Assessing the performance of expert finding tools should take a multidimensional tact. Of
course it is important that the system actually be able to find experts. Accordingly
technical performance measures such as those described in the previous section (e.g., the
precision and recall of a returned expert list) are important. One key to comparing and
contrasting systems is a common data set – lists of experts and sources from which that
expertise can be inferred. Unfortunately very few organizations assess the performance of
their expert finders much less benchmark them against a standard data set or expert
finding task. Fortunately, the Text Retrieval and Evaluation Conference (TREC)
Enterprise track evaluated both email search and expert search (Craswell et al. 2005). In
the latter task, 9 groups participated in the first expertise search task which sought to find
experts from 331,037 documents retrieved from the World Wide Web Consortia (W3C)

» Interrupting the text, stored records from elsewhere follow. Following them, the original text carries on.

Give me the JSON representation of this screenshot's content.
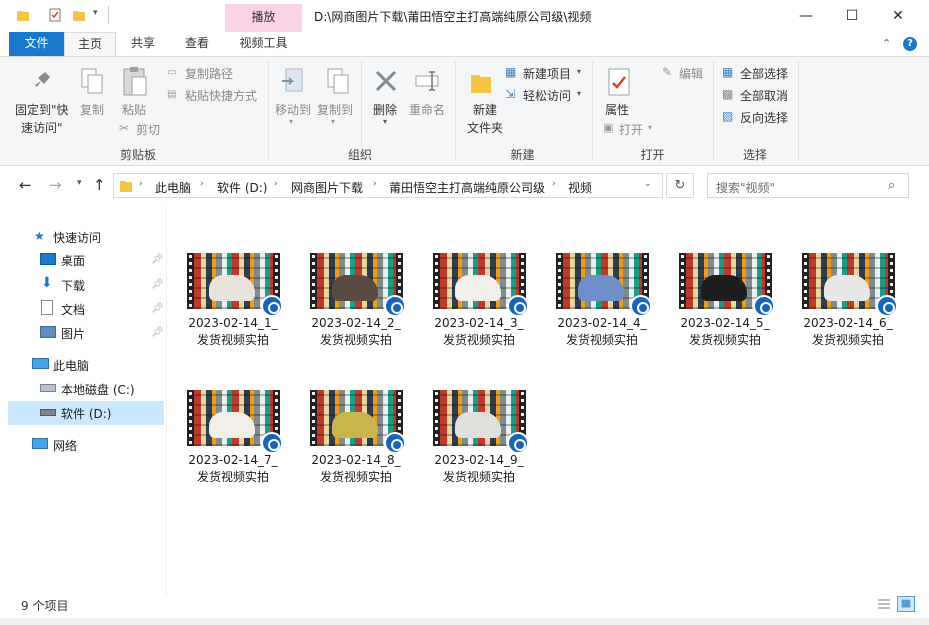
{
  "window": {
    "title": "D:\\网商图片下载\\莆田悟空主打高端纯原公司级\\视频",
    "context_tab": "播放",
    "minimize": "—",
    "maximize": "☐",
    "close": "✕"
  },
  "tabs": [
    "文件",
    "主页",
    "共享",
    "查看",
    "视频工具"
  ],
  "ribbon": {
    "clipboard": {
      "pin_quick": "固定到\"快\n速访问\"",
      "copy": "复制",
      "paste": "粘贴",
      "copy_path": "复制路径",
      "paste_shortcut": "粘贴快捷方式",
      "cut": "剪切",
      "label": "剪贴板"
    },
    "organize": {
      "move_to": "移动到",
      "copy_to": "复制到",
      "delete": "删除",
      "rename": "重命名",
      "label": "组织"
    },
    "new": {
      "new_folder": "新建\n文件夹",
      "new_item": "新建项目",
      "easy_access": "轻松访问",
      "label": "新建"
    },
    "open": {
      "properties": "属性",
      "open": "打开",
      "edit": "编辑",
      "label": "打开"
    },
    "select": {
      "select_all": "全部选择",
      "select_none": "全部取消",
      "invert": "反向选择",
      "label": "选择"
    }
  },
  "address": {
    "crumbs": [
      "此电脑",
      "软件 (D:)",
      "网商图片下载",
      "莆田悟空主打高端纯原公司级",
      "视频"
    ],
    "search_placeholder": "搜索\"视频\""
  },
  "sidebar": {
    "quick_access": "快速访问",
    "desktop": "桌面",
    "downloads": "下载",
    "documents": "文档",
    "pictures": "图片",
    "this_pc": "此电脑",
    "local_c": "本地磁盘 (C:)",
    "soft_d": "软件 (D:)",
    "network": "网络"
  },
  "files": [
    {
      "line1": "2023-02-14_1_",
      "line2": "发货视频实拍",
      "shoe": "#e8e4dc"
    },
    {
      "line1": "2023-02-14_2_",
      "line2": "发货视频实拍",
      "shoe": "#5b4a3f"
    },
    {
      "line1": "2023-02-14_3_",
      "line2": "发货视频实拍",
      "shoe": "#f1efe9"
    },
    {
      "line1": "2023-02-14_4_",
      "line2": "发货视频实拍",
      "shoe": "#6f8fc9"
    },
    {
      "line1": "2023-02-14_5_",
      "line2": "发货视频实拍",
      "shoe": "#1d1d1d"
    },
    {
      "line1": "2023-02-14_6_",
      "line2": "发货视频实拍",
      "shoe": "#e7e7e7"
    },
    {
      "line1": "2023-02-14_7_",
      "line2": "发货视频实拍",
      "shoe": "#f2f0e8"
    },
    {
      "line1": "2023-02-14_8_",
      "line2": "发货视频实拍",
      "shoe": "#c8b64a"
    },
    {
      "line1": "2023-02-14_9_",
      "line2": "发货视频实拍",
      "shoe": "#dfe0dc"
    }
  ],
  "status": {
    "count": "9 个项目"
  },
  "colors": {
    "file_tab": "#1979ca",
    "context_tab": "#fbd3e6",
    "selection": "#cce8ff",
    "video_badge": "#1565c0"
  }
}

(*.w3.org) site in June 2004. Given 50 topical queries, find the list of W3C people who
are experts in that topic area given a list of 1092 candidate experts. Ten training queries
were provided. The Mean Average Precision (MAP) of the best system was .275 MAP.
MAP is the mean of the average precisions over a set of queries after each document is
retrieved. This measure gives better scores to techniques that return more relevant
documents earlier. US, European and Chinese organizations participated. Results from
TREC are displayed in Figure 4. Unfortunately the commercial solutions described in the
next section have not yet been assessed against this benchmark.